Of course, you could just slap some polka dots or flowers on that DIY piggy bank and call it a day, but it takes very little effort to transform a porky financier into Dr. McSwine or Nurse Hogg. Here's how:
- Using a damp sponge and the light pink acrylic paint, give the front half of your piggy bank, all four feet and that curly tail a nice coat. Let it dry. Give it a second coat if the plastic or ceramic is showing through. Let dry.
- Using a damp sponge and the green paint - preferably a shade that mimics hospital scrubs - paint the back third, using a brush to get around the pink curly tail and rear feet. Let dry.

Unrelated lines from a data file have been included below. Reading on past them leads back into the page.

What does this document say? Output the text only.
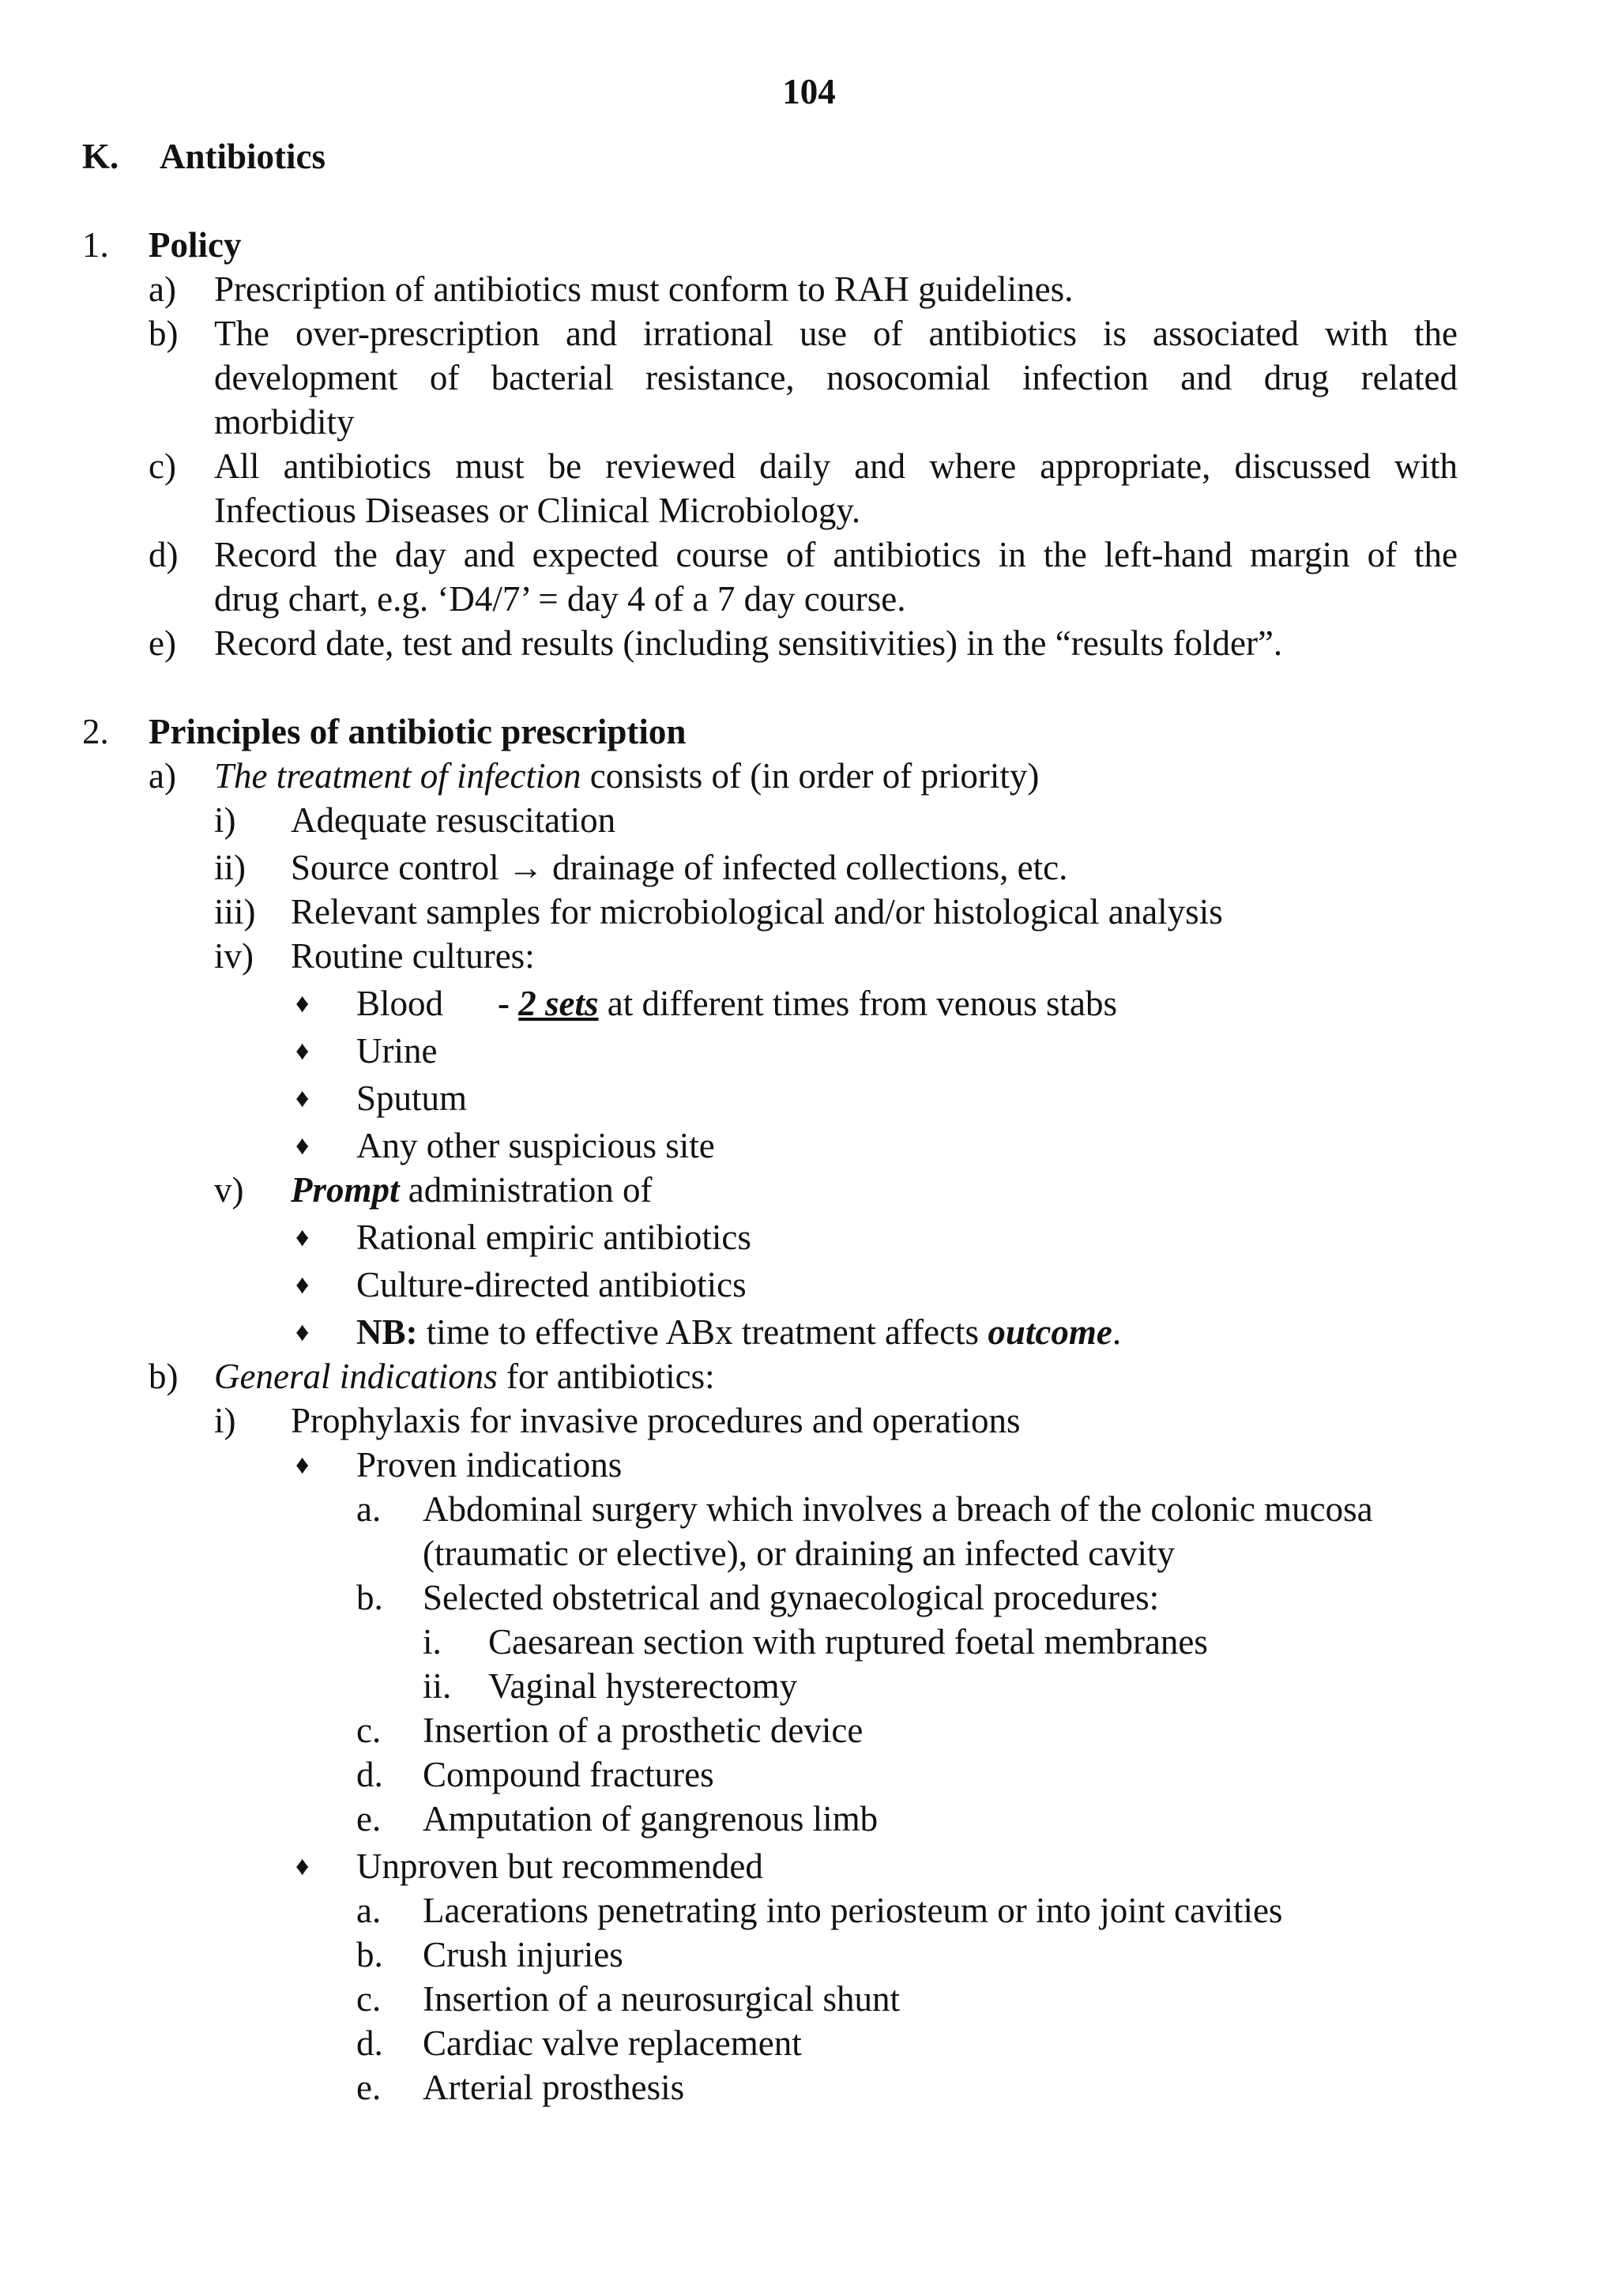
104
K. Antibiotics
1. Policy
a) Prescription of antibiotics must conform to RAH guidelines.
b) The over-prescription and irrational use of antibiotics is associated with the
development of bacterial resistance, nosocomial infection and drug related
morbidity
c) All antibiotics must be reviewed daily and where appropriate, discussed with
Infectious Diseases or Clinical Microbiology.
d) Record the day and expected course of antibiotics in the left-hand margin of the
drug chart, e.g. ‘D4/7’ = day 4 of a 7 day course.
e) Record date, test and results (including sensitivities) in the “results folder”.
2. Principles of antibiotic prescription
a) The treatment of infection consists of (in order of priority)
i) Adequate resuscitation
ii) Source control → drainage of infected collections, etc.
iii) Relevant samples for microbiological and/or histological analysis
iv) Routine cultures:
♦ Blood - 2 sets at different times from venous stabs
♦ Urine
♦ Sputum
♦ Any other suspicious site
v) Prompt administration of
♦ Rational empiric antibiotics
♦ Culture-directed antibiotics
♦ NB: time to effective ABx treatment affects outcome.
b) General indications for antibiotics:
i) Prophylaxis for invasive procedures and operations
♦ Proven indications
a. Abdominal surgery which involves a breach of the colonic mucosa
(traumatic or elective), or draining an infected cavity
b. Selected obstetrical and gynaecological procedures:
i. Caesarean section with ruptured foetal membranes
ii. Vaginal hysterectomy
c. Insertion of a prosthetic device
d. Compound fractures
e. Amputation of gangrenous limb
♦ Unproven but recommended
a. Lacerations penetrating into periosteum or into joint cavities
b. Crush injuries
c. Insertion of a neurosurgical shunt
d. Cardiac valve replacement
e. Arterial prosthesis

- Using the sponge and the white paint, cover the middle third and bring it around to the front, under the pig's, you know, chinny-chin-chin. This is the base for the lab coat, so don't worry too much about details and edges. Let it dry. Now, using the brush, go over the white base coat again so it frames the pig's face, almost meets under the chin, and splits just above the tail, the way a lab coat would. Make sure the edges are crisp. Paint the eyes white. Let everything dry.
- Using the brush and the green paint, add a dab under the chin, so the "scrubs" peek through the front of the lab coat.
- Now add details with that Sharpie pen: a lab coat needs buttons and a collar.
- Using the darker pink paint, give the pig rosy cheeks and a rosy nose. You can use the same paint to add definition to the ears too, and the tongue, if your particular bank has one.
- Using the brush and the blue (or other eye color) paint, add irises to the eyes. When they're completely dry, add black dots for the pupils.
- When the paint is completely dry, you can shellac or glaze the whole thing to make it shiny, if you wish. Or just add drops of glaze to the eyes to give them a little sheen. Be careful, though, or the glaze will run down like the tears of a med student with excessive student loans.
- Now add props. You can find small stethoscopes and doctor's bags in sticker-form, raid your kid's old toy box for mini-versions or - much easier! - find images of those props online and print them on card stock. Trim them closely, then use the craft glue or hot glue to attach them to Dr. McSwine's side.